Aucun terme moyen n'a jusqu'à présent démontré sa supériorité. Les grandes hélices à grand pas ont leurs partisans et les hélices petites à pas réduit ont aussi les leurs. Néanmoins il y a une tendance, dictée par l'expérience, en vertu de laquelle les rotations de 1.500 tours, et même plus, à la minute sont de moins en moins goûtées. Mais il y a une considération qui domine les préférences, c'est l'accommodation du propulseur à l'aéroplane. Tel dispositif de monoplan exige l'emploi d'une hélice réduite à rotation rapide, et tel biplan ou triplan l'emploi d'hélices plus grandes, plus lentes, mais de pas plus étendu.
Fig. 81.—Hélice en bois à deux pales.
En bois ou en métal, les hélices de dimensions restreintes, mais à rotation rapide sont plutôt employées sur les monoplans et placées en avant des surfaces portantes où elles tirent l'appareil. Il n'y en a généralement qu'une.
Fig. 82
Schéma en plan et en élévation-profil du fuselage du monoplan Antoinette.—A A, longerines ou longerons; E E, entretoises.

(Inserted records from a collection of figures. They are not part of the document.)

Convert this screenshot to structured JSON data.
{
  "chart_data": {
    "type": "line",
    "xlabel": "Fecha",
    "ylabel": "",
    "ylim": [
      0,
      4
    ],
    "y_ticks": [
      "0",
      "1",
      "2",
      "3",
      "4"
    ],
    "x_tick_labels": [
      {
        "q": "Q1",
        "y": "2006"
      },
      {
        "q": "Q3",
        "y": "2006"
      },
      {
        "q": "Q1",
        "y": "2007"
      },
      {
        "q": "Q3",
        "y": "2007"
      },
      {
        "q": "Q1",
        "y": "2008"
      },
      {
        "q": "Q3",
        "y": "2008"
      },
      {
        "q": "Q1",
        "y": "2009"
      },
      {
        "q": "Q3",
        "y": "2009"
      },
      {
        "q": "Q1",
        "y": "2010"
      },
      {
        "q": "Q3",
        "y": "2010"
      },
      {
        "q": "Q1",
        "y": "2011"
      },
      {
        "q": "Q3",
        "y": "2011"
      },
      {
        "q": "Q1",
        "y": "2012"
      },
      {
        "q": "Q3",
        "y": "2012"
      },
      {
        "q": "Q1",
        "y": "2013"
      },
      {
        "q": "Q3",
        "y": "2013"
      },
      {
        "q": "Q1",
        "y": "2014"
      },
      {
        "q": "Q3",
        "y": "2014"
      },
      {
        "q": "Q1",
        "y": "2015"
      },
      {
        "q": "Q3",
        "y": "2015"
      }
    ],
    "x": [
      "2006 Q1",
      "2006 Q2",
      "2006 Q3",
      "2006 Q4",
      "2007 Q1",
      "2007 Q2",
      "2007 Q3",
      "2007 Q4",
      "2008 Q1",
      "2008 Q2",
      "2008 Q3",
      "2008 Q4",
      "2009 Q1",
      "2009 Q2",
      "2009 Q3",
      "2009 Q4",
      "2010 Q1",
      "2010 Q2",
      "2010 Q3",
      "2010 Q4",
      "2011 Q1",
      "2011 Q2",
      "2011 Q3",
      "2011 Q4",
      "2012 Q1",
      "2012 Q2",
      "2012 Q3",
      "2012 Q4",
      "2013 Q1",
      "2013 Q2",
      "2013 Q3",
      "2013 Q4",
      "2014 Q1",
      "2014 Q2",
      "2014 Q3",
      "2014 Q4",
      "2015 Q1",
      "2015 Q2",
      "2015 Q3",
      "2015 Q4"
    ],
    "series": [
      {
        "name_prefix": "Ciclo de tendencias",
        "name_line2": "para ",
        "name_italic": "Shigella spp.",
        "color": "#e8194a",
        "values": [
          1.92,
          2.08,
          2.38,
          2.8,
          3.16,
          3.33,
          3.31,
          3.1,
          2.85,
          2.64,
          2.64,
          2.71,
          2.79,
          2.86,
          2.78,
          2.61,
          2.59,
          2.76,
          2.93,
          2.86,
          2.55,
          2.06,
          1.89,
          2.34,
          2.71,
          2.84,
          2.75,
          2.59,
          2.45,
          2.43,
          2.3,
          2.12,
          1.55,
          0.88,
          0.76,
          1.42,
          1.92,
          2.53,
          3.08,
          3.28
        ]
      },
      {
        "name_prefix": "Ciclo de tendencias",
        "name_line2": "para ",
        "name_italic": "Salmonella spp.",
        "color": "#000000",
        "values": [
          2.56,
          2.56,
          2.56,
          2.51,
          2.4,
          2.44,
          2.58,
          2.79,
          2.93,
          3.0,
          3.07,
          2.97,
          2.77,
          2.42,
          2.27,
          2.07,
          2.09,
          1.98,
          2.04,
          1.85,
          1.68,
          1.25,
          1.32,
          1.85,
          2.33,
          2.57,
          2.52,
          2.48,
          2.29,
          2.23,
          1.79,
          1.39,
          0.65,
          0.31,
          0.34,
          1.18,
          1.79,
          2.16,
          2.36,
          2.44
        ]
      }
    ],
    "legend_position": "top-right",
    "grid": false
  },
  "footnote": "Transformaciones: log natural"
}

Les hélices plus grandes, dont la rotation ne saurait être aussi prompte que celle engendrée par les moteurs à explosion exigent l'emploi d'un organe spécial: un démultiplicateur, critiqué à divers titres, mais indispensable. On les place plutôt derrière les surfaces portantes des biplans ou autres multiplans, soit dans le bâti qui relie les surfaces portantes au plan stabilisateur et au gouvernail latéral, lorsqu'il n'y en a qu'une, soit de chaque côté de ce bâti quand on en utilise deux. En ce dernier cas, elles se vissent dans l'air l'une de gauche à droite et l'autre de droite à gauche; elles tournent par conséquent en sens contraire.